Blog d'étude critique et académique du fait maçonnique, complémentaire de la revue du même nom. Envisage la Franc-Maçonnerie comme un univers culturel dont l’étude nécessite d’employer les outils des sciences humaines, de procéder à une nette séparation du réel et du légendaire et de procéder à la prise en compte de ce légendaire comme un fait social et historique.
Jean-Pierre Bacot
Alors que le catholicisme, nul n’en ignore désormais, sauf les crédules, est en passe de s’éteindre sous nos climats et que le communisme n’existe plus qu’à l’état de trace en Europe, on pourrait penser qu’une telle étude spécialisée serait de peu d’utilité. Que nenni ! S’il s’agissait simplement dans cet ouvrage publié par La Découverte de savoir si tel ou tel jésuite fut plus ou moins collaborateur du fascisme qu’un autre dans les années 1930, cela intéresserait quelques historiens spécialisés dans le travail idéologique de l’Église face aux régimes totalitaires allemand et russe.
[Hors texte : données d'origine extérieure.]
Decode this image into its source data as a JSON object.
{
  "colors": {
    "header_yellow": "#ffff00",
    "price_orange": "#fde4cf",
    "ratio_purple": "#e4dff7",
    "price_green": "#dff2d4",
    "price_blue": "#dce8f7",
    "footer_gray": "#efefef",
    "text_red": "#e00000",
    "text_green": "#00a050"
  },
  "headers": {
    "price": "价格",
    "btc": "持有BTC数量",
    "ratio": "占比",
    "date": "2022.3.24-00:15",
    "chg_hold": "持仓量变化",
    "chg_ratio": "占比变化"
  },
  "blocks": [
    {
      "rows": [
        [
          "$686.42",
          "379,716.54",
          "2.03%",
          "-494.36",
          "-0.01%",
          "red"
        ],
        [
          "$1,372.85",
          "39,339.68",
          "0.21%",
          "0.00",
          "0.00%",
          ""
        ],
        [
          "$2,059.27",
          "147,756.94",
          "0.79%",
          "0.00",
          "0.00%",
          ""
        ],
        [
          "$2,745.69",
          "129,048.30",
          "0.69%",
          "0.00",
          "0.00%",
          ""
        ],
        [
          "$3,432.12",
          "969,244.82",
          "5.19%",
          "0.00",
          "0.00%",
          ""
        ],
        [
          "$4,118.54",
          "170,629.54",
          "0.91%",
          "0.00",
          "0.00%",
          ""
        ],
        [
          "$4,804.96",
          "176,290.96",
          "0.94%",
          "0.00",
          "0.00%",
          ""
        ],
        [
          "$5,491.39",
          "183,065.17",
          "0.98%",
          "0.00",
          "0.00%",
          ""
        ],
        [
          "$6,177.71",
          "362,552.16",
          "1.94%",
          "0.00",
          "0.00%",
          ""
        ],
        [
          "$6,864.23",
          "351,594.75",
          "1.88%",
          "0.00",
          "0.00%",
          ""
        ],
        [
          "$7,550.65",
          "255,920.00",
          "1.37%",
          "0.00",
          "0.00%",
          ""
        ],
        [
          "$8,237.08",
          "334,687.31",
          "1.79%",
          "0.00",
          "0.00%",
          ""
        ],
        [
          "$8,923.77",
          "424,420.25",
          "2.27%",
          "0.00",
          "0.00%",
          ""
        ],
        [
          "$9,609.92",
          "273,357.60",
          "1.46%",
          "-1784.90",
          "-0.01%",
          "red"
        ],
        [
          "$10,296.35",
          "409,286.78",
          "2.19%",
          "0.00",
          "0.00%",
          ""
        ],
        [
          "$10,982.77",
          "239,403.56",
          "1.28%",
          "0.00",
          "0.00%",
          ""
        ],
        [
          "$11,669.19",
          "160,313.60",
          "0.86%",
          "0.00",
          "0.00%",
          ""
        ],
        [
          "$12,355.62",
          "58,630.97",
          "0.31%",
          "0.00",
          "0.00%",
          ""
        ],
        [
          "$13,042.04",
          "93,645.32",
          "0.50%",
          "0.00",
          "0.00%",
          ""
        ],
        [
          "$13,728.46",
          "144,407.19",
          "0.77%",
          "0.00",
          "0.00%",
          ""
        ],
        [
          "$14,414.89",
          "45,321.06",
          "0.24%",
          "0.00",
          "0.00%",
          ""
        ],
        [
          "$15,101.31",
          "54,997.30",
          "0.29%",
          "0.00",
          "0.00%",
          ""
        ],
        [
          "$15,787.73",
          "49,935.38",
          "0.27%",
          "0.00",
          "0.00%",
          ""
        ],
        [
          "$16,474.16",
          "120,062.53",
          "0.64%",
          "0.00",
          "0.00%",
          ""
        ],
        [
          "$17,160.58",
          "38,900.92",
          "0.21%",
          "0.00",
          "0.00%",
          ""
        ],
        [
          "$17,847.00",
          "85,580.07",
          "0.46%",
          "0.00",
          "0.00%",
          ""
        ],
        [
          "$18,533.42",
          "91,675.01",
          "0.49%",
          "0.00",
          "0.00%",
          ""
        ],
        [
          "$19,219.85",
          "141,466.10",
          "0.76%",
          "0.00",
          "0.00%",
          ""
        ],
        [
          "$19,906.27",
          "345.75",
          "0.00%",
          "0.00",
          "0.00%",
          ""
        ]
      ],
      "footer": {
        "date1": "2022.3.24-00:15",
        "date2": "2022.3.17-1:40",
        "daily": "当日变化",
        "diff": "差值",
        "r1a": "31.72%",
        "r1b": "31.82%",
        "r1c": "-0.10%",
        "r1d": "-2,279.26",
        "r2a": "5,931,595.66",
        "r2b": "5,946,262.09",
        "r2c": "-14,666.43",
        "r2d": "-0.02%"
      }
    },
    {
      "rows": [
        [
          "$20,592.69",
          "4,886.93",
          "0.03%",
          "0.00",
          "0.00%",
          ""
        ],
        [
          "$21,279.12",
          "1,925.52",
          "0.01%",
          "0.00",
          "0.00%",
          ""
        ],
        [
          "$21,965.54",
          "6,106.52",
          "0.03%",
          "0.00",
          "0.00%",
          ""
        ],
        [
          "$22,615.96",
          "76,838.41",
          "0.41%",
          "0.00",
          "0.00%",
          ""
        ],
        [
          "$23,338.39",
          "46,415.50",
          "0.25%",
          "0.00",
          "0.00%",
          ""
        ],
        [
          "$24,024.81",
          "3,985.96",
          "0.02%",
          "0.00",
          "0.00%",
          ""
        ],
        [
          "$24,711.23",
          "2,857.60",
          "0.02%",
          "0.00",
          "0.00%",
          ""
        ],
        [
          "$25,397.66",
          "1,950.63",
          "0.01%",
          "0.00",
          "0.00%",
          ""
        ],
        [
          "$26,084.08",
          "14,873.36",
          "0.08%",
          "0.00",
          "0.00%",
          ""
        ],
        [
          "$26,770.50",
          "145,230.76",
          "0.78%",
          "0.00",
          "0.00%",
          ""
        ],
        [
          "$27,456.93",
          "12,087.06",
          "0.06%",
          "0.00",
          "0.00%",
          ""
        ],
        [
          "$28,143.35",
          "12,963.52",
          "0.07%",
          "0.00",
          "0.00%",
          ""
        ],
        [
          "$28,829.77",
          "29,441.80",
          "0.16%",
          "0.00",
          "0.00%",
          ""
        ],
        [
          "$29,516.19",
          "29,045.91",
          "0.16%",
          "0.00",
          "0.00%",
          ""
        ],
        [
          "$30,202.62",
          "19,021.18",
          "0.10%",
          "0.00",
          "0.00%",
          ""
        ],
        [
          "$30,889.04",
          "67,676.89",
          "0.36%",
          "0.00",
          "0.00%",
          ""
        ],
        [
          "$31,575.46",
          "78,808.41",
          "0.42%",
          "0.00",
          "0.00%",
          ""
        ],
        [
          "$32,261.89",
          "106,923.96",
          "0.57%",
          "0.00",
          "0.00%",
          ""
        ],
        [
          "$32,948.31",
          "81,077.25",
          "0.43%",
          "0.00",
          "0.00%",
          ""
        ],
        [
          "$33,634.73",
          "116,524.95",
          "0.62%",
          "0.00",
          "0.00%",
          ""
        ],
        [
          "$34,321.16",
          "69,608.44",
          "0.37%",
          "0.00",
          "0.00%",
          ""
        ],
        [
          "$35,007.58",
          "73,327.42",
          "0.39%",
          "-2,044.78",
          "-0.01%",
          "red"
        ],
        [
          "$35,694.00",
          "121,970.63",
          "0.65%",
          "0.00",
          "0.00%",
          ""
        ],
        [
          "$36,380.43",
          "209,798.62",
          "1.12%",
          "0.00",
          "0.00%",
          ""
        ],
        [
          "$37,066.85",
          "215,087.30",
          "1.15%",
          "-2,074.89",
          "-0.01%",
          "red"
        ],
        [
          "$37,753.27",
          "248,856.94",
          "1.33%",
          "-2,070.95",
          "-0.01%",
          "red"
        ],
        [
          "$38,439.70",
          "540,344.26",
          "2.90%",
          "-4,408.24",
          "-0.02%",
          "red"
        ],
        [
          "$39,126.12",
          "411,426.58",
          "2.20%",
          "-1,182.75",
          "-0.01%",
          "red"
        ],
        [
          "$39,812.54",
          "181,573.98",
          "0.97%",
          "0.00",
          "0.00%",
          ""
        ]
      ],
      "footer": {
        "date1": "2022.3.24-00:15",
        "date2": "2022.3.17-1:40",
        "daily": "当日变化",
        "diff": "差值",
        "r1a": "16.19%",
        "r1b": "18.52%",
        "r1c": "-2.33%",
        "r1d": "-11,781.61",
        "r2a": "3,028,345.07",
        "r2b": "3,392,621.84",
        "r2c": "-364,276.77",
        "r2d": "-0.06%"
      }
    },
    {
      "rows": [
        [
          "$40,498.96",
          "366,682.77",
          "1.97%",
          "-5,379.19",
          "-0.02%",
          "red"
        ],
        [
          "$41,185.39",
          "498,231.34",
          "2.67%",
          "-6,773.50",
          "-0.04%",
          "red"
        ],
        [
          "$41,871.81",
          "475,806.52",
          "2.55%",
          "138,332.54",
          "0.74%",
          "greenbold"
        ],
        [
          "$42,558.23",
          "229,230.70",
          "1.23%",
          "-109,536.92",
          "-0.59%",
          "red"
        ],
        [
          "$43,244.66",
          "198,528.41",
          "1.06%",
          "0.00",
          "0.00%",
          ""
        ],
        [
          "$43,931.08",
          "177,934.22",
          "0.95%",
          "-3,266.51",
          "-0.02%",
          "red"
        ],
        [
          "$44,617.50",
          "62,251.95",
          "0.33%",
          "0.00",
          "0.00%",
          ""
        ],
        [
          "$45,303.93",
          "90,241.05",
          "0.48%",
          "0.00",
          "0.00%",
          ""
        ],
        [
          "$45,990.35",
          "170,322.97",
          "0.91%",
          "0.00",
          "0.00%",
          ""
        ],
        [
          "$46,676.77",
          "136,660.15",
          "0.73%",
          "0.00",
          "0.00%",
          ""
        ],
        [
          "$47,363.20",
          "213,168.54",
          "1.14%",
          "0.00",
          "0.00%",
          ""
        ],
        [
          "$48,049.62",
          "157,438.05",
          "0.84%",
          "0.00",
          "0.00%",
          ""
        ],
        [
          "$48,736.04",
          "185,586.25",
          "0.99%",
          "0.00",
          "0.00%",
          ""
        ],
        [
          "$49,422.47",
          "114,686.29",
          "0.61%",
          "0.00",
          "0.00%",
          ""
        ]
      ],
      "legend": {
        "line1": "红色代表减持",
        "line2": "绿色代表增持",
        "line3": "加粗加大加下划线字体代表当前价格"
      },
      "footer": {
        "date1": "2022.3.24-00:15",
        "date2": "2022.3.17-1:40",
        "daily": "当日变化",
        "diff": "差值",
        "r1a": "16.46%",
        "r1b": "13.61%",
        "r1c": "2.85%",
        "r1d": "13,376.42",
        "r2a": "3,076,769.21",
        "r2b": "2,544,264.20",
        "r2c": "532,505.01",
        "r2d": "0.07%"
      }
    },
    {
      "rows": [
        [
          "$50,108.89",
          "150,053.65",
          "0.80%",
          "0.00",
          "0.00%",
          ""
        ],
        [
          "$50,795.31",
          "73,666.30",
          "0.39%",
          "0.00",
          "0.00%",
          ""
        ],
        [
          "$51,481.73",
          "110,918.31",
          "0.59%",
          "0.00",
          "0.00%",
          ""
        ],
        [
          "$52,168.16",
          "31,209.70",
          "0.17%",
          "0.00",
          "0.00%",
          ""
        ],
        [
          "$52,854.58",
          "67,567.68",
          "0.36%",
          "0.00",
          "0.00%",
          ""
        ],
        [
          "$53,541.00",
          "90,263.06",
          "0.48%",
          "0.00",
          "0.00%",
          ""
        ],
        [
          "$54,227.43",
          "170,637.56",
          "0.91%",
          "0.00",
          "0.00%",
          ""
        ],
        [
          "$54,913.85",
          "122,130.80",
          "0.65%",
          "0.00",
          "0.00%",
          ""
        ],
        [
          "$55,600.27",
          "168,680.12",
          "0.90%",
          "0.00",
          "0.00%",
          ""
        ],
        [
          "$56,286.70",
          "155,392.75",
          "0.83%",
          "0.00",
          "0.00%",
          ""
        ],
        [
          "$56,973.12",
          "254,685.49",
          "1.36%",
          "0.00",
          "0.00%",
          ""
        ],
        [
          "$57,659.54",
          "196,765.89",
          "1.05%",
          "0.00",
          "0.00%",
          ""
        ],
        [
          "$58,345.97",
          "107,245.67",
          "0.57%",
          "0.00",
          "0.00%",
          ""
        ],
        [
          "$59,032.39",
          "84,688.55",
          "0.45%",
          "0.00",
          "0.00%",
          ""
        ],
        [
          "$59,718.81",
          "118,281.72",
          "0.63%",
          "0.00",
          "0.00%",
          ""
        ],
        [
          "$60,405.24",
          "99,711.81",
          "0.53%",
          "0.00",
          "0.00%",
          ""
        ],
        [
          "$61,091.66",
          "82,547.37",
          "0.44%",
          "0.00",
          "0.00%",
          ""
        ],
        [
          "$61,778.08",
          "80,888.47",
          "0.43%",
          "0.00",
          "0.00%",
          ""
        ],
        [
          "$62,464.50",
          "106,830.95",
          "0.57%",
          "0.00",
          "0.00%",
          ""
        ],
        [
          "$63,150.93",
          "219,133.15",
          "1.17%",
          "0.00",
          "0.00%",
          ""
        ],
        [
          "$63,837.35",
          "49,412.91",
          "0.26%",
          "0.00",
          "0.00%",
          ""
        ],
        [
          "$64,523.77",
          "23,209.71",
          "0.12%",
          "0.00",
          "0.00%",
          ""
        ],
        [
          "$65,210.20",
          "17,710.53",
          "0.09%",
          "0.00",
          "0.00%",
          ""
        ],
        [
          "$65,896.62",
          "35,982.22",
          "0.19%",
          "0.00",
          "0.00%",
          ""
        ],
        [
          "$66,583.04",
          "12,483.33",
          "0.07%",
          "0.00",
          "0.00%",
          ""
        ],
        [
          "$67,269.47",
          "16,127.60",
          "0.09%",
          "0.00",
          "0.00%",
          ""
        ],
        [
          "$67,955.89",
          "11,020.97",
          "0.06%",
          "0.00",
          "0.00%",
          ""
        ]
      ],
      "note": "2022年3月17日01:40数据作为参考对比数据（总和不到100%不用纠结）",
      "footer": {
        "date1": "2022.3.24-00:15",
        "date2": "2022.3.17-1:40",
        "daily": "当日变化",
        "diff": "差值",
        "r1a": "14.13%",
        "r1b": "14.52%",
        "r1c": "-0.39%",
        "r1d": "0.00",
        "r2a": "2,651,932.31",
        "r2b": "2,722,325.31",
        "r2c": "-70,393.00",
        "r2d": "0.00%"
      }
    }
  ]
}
Mais il y eut la Shoah et elle aurait pu être moindre si la sainte Église apostolique et romaine avait choisi une autre attitude et si un certain pape n’était pas parti ad patres un peu trop tôt.
Pie XI, incontestablement moins haïssable que son successeur eût-il en effet vécu quelques années de plus, la face du monde n’en eût été totalement changée, mais le mal absolu eût été quelque peu adouci, si l’on ose dire. En fonction de 1922 à 1939, Pie XI (Ambrogio Damiano Achille Ratti, 1857-1939) prépara en effet en l’an de grâce 1937 une encyclique sur l’unité du genre humain, Humanis generis unitas, dans laquelle il entendait condamner, entre autres points on ne peut plus cruciaux, les vieilles lunes de l’antisémitisme. Il en confia la préparation à un jésuite américain, John LaFarge, qui s’adjoignit plusieurs confrères, deux allemands et un français, coordonnés par le général des serviteurs de Jésus (SJ) Wladimir Ledochowski. Mais le pape mourut avant la fin de la rédaction et de la traduction en latin et, du coup, le texte ne fut jamais publié. Il avait été retrouvé et commenté en 1995 par Georges Passelecq et Bernard Suchecky dans des conditions longuement décrites dans l’ouvrage qu’ils firent paraître à cette date et La Découverte propose cette nouvelle édition augmentée.
L’ouverture des archives de Pie XI, aussi étonnant que cela puisse paraître, ne date que de 2003, mais cela n’a pas transformé en profondeur la connaissance que les spécialistes avaient du dossier. En 2006 avait déjà été confirmée l’existence de ce texte. Certains feront peut-être le lien avec la recherche de manuscrits perdus. En l’occurrence il s’agit d’une encyclique avortée, puis soigneusement cachée. Quand on sait que les archives du successeur, Eugenio Maria Giuseppe Giovanni Pacelli (1876-1958) ne sont pas encore ouvertes…
Nous ne tenterons pas de résumer le texte de cette encyclique dont l’intégrale est présentée dans l'ouvrage. Le système totalitaire y est critiqué et pour ce qui est du rapport au Juif, nous citerons, le paragraphe 145, intitulé : « Les persécutions ne font qu’accentuer les maux ». On verra que si l’antisémitisme est condamné, c’est dans une conception passablement cynique consistant à considérer que la meilleure façon de lutter contre un adversaire serait l’indifférence.
« Les leçons de l’histoire ont à plusieurs reprises démontré que les persécutions, loin de diminuer les caractères anti-sociaux ou nocifs d’un groupement opprimé, ne font que qu’accentuer les tendances qui les ont vu naître. Ce qui n’était qu’orientations assez dynamiques et tendances vagues d’individus ou de groupements insignifiants se concrétise, sous l’action de la persécution, en un ensemble de traits généralisés, fortement marqués et définis. L’opposition ne fera que les accentuer encore. Les victimes de la persécution croient trouver dans la persécution même et l’oppression la justification des attitudes que l’on voulait supprimer en elles ».